The slump in Big Tech’s collective stock market value this week was also a reaction to the companies’ profligate spending. The result has been an unpleasant hit to profit margins for some of the most profitable groups on the planet. Facebook’s operating margin collapsed, falling from 36 per cent to 20 per cent, while Alphabet’s margin dropped 7 percentage points, to 25 per cent. Only a change in depreciation accounting enabled Microsoft to avoid a near-5 point fall.

Along with stubbornly high operating costs, capital spending at some companies has ballooned. At Meta, capex rose 68 per cent in the first nine months of this year to $22.8bn, while at Alphabet it climbed 31 per cent to $23.9bn. 

It is tempting to blame all of this on a simple lack of financial discipline. Google executives sounded almost apologetic about the 12,765 new workers their company added in the latest quarter alone, blaming the number partly on an acquisition and promising fewer than half as many new hires in the current quarter.

Much of the spending, however, was entirely purposeful. It reflected a belief that the tech industry stands on the cusp of a new era of growth. If companies such as Alphabet, Meta and Microsoft are to be believed, their willingness to spend heavily now, even in the face of a slipping economy, will determine how much they share in tech’s next decade-long growth cycle.

Two technology platform shifts figured prominently in this discussion. The first is the promised arrival of the metaverse — the name given to a more immersive version of today’s internet. Meta, which has already lost $9.4bn in its metaverse operations in the first nine months of this year, has no intention of taking its foot off the accelerator: instead, it said the losses would increase “significantly” in 2023. Wall Street’s knee-jerk reaction to this and other spending plans was to slash nearly a quarter off Meta’s stock price in the space of a single day.

One way to view this is as a mismatch between the tech industry’s big investment cycles and Wall Street’s hunger for near-term results. If Mark Zuckerberg is right in arguing that Meta has the chance to become as central in the metaverse era of computing as Microsoft was in the PC era, then wasting the odd $10bn will seem inconsequential.

But the Meta chief executive’s inability to lay out a clear and convincing case for how and when large numbers of people will want to enter the metaverse has made it difficult even for the believers to build an investment case. And his attempts instead to focus attention on Meta’s leadership in virtual reality and other metaverse technologies have fallen on deaf ears.

Inventing key technologies has not been a necessary precursor to success in the computing industry’s platform shifts in the past. Microsoft’s dominance in the PC era, like Apple’s leadership in smartphones, owed more to successfully repackaging technologies invented elsewhere than in conducting advanced R&D.

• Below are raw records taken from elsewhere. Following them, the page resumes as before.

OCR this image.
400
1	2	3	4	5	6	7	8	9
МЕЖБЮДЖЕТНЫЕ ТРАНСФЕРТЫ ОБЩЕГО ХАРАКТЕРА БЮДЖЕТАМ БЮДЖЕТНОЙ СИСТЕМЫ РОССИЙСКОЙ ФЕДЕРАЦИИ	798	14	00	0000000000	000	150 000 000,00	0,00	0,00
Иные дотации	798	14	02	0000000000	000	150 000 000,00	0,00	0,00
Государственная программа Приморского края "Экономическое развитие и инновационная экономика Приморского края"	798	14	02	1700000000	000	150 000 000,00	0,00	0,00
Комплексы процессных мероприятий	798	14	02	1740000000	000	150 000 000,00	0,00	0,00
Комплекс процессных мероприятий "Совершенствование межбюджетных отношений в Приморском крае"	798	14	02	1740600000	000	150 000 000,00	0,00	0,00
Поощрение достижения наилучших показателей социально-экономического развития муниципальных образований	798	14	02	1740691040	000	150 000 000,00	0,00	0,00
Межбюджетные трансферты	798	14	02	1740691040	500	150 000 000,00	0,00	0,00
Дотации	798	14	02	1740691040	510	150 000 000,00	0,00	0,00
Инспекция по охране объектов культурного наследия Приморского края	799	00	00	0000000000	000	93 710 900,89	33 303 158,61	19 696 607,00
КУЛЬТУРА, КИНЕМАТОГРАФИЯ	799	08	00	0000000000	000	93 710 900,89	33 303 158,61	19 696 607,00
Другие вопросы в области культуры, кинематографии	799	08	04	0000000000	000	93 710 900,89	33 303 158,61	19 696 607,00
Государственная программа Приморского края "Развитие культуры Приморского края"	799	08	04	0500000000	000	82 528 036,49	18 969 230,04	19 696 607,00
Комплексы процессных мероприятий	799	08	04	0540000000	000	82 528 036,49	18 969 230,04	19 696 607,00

The second platform shift highlighted during this week’s tech earnings is very different. This involves the new technology infrastructure being put in place to support artificial intelligence: the hardware and software needed to collect large volumes of data, train deep learning models and embed AI into all of the most commonly used digital services.

The huge costs of this AI race are becoming increasingly evident. After this year’s surge, Meta indicated that its capital spending in 2023 might jump another 20 per cent, with all the extra costs tied to AI.

One concern this has raised on Wall Street is that the economic model underpinning mass online services is shifting, and that AI requires a new, heightened level of capital intensity. Another worry is that it will be hard to tell if the tech companies ever earn a decent return from this step-change in spending on AI. The companies claim it will enhance the quality of their digital services, increase user engagement and boost the efficiency of advertising — things that are hard to judge from the outside.

Alphabet and Meta both promised to hone their focus on measuring the results of their new AI infrastructure and to adjust their spending based on the effectiveness of the technology. That might give some comfort to investors after this week’s battering. But it was also a warning: Some costs are likely to stay stubbornly high, even if Big Tech’s revenues come under greater pressure in a downturn.